Don't be "that guy/gal".  Chelan PUD has attempted to make users of the Loop Trail aware of the "rules" of the trail, and they have posted signs along the trail as well as "on" the trail.  I'm sure that anyone who regularly uses the trail, has experienced "that guy, or that gal" doing something that to most would be perceived as inconsiderate.  Some of the actions taken by trail users are not simply "irritating", but they can be dangerous to themselves and others.  I would like to list a number of actions that I personally feel are inconsiderate, and potentially dangerous. Inconsiderate behavior cuts across all users of the trail, whether walking, jogging, running, roller blading, skateboarding and/or biking.  

  1.  Stopping "on" the trail, instead of "stepping off" the trail.  I can't count the number of times I've come upon 1-2-3-4 people who are standing "on" the trail, chatting.  Seemingly completely oblivious to what's going on around them.  PLEASE, if you wish to have a conversation, just step "off" the trail, to allow others to proceed, unimpeded.  
  2. Walking or riding 3-4 abreast, seemingly unaware that trail etiquette dictates sharing the trail and being aware of your surroundings.  The trail is wide enough to allow 2 people to walk or ride, side-by-side, going both directions.  Common sense would seem to regulate this division of the trail, but evidently some people like to take their half, out of the middle.  

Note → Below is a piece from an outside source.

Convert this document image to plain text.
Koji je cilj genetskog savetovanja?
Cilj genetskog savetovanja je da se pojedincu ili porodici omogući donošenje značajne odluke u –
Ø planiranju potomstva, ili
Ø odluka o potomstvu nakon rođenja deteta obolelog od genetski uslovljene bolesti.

  3. Having your dog walk on your left side, which puts the animal in close proximity to other trail users, going in the opposite direction.  I'm not aware of a trail "rule" governing this, but It's unnerving to be walking or riding along the trail, and approach someone walking their dog, and that dog is literally "in the middle of the trail".  Yes, there is room to get by, but I don't know your dog, and I've had too many "close calls" associated with this scenario.  I've had dogs lunge at me as I passed, and I was as far over on the side of the trail as possible. Thankfully, the dog's owner kept the dog on a short leash and was able to prevent contact. One time, two people, and a dog, were stopped in the middle of the trail on the East side.  I slowed down to a crawl, and started to go around them on the far right side of the trail. Just as I got to the group, the dog jumped directly out in front of me, and I went down hard.

I know I'm getting long winded here, and so I'm going to get off my soap box.  I'd like to read other accounts of inconsiderate use of the trail.